11/14/2014 05:53 EST | Updated 01/14/2015 05:59 EST

Hall of Fame class of 2014 members Forsberg, Hasek excelled at Canada's expense

TORONTO - Corey Hirsch and the rest of his 1994 Canadian Olympic teammates were so focused on Swedish stars Mats Naslund and Hakan Loob that they didn't pay much attention to 20-year-old Peter Forsberg.

"He just kind of hid in the shadows of those guys," Hirsch said. "As far as us, Canadians, we didn't know much about him."

By the time Forsberg scored in the shootout to give Sweden the gold medal, he had put his stamp on hockey very early in a career that has led him to the Hockey Hall of Fame. Two years later Mike Modano helped the United States win the World Cup of Hockey, and then in 1998 Dominik Hasek willed the Czech Republic to gold at the Nagano Olympics.

On Monday night those three Canada killers go into the Hall of Fame together, along with the late Pat Burns, longtime Canadian defenceman Rob Blake and referee Bill McCreary. To Hirsch, it's no shock that this class excelled internationally at Canada's expense.

"That's why they're Hall of Famers because they've done everything and they've been able to succeed in high-pressure situations," Hirsch said by phone Friday. "That's what great players do. They do amazing things at opportune times."

Hasek's domination in Nagano was the most amazing. He shut out Finland earlier in the tournament and then blanked Russia for gold, but before that he took his place in Canadian hockey history.

After receiving his Hall of Fame ring Friday, Hasek said he and his teammates started to believe this was a special run after beating the U.S. in the quarters. Then Hasek shined as the Czechs pushed Canada to a shootout.
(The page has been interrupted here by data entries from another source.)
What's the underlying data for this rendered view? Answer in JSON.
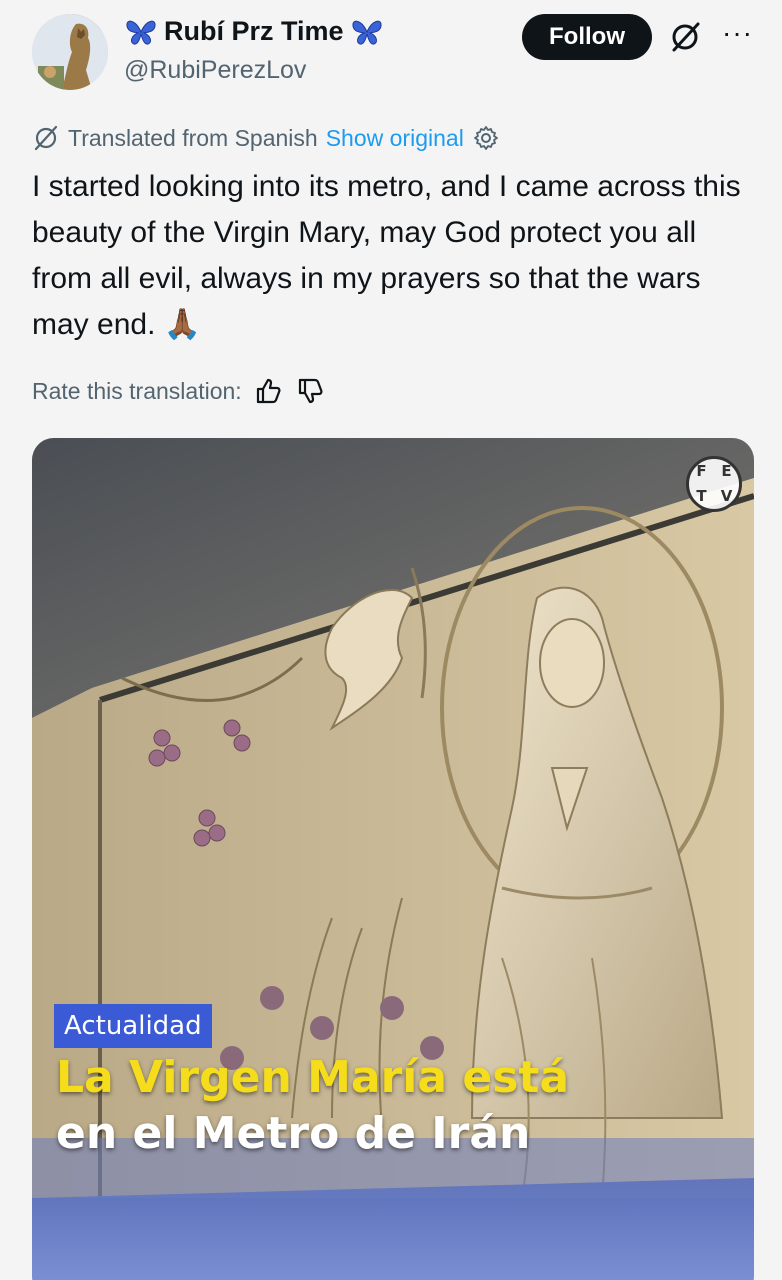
{
  "header": {
    "display_name": "Rubí Prz Time",
    "handle": "@RubiPerezLov",
    "follow_label": "Follow",
    "more_label": "···"
  },
  "translation": {
    "translated_from": "Translated from Spanish",
    "show_original": "Show original"
  },
  "tweet": {
    "text": "I started looking into its metro, and I came across this beauty of the Virgin Mary, may God protect you all from all evil, always in my prayers so that the wars may end. 🙏🏾"
  },
  "rate": {
    "label": "Rate this translation:"
  },
  "media": {
    "logo": [
      "F",
      "E",
      "T",
      "V"
    ],
    "category": "Actualidad",
    "headline_line1": "La Virgen María está",
    "headline_line2": "en el Metro de Irán"
  },
  "colors": {
    "follow_bg": "#0f1419",
    "link": "#1d9bf0",
    "muted": "#536471",
    "butterfly": "#3a63d8",
    "headline_yellow": "#f5dd1c",
    "tag_bg": "#3b5bd6"
  },
  "icons": {
    "butterfly": "butterfly-icon",
    "grok": "grok-icon",
    "translate": "translate-icon",
    "settings": "gear-icon",
    "thumbs_up": "thumbs-up-icon",
    "thumbs_down": "thumbs-down-icon"
  }
}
"I remember knowing that you had Dominik Hasek in the other net," said Blake, who was named the top defenceman in those Olympics. "There's no gimmes, we knew that going into the game, and then finally when you come down to kind of a one-on-one showdown and you got one of the greatest goalies to play at the other end, it makes it tough."

Before the shootout Hasek left his crease to ask McCreary if Wayne Gretzky was shooting.

"Once I told him I didn't know who was shooting, he went back into his net and as he always did, he stopped everybody," McCreary said.

As everyone knows now, Gretzky didn't shoot. Hasek stopped Theo Fleury, Ray Bourque, Joe Nieuwendyk, Eric Lindros and Brendan Shanahan.

"I probably saw him play the best that he could," Blake said.

Hasek said winning gold in Nagano was the top accomplishment of his career, slightly ahead of winning the Stanley Cup with the Detroit Red Wings.

"We won the gold medal, we flew with a charter our president sent for us and we came back to Prague and we spend one night in Prague and this night I will never, ever forget," Hasek said.

Hasek at that time was in the midst of arguably the best stretch of any goaltender in NHL history. Eleven years earlier at the 1987 Canada Cup, he showed the potential to grow into that.

"You realized how good he was then," said Canada's starter in that tournament, Grant Fuhr. "It's just he'd never had a chance to show it because the Czechs weren't going to beat the Russians and they couldn't beat us because both our teams just happened to be better teams overall."

Like Hasek in 1998, Forsberg helped Sweden dispel that at the 1994 Games in Lillehammer, Norway. With the gold medal on the line, Hirsch did what he thought was his best to stop him in the shootout.

"As he took me to his left — my right — I really took everything away from him," Hirsch said. "I had him. I had him in the sense that he had nothing. The only thing he could do was what he did, and at that point in time was something that nobody had ever really seen before."

Forsberg went the other way with a move so memorable its image made it onto a stamp in Sweden.

"It was kind of a lucky shot, he was so close to saving it," Forsberg said. "I was fortunate to be on the better part of that shootout. Fantastic moment. First time Sweden ever won the Olympic gold. It was a great kick-start for me to come over to the NHL right after. For me it was a fantastic moment."

Patric Hornqvist of the Pittsburgh Penguins was 7 at the time but recognized the historical importance of Forsberg's goal.

"After that he became famous all over our country," Hornqvist said. "It jump-started his career. He was such a great player and great person. He really deserves to be in the Hall of Fame."

Modano didn't have a moment of his own to personally crush Canada. But he was a big part of the 1996 U.S. World Cup of Hockey team that came back to beat Canada to win the three-game final.

Canada won Game 1 in Philadelphia before the U.S. bounced back to win Games 2 and 3 in Montreal.

"You look at Canada's roster and it was the best guys Canada has ever put together in 20 years from top to bottom," Modano said. " Our backs were against the wall, it was two (games) in Montreal. Everything there was perfect."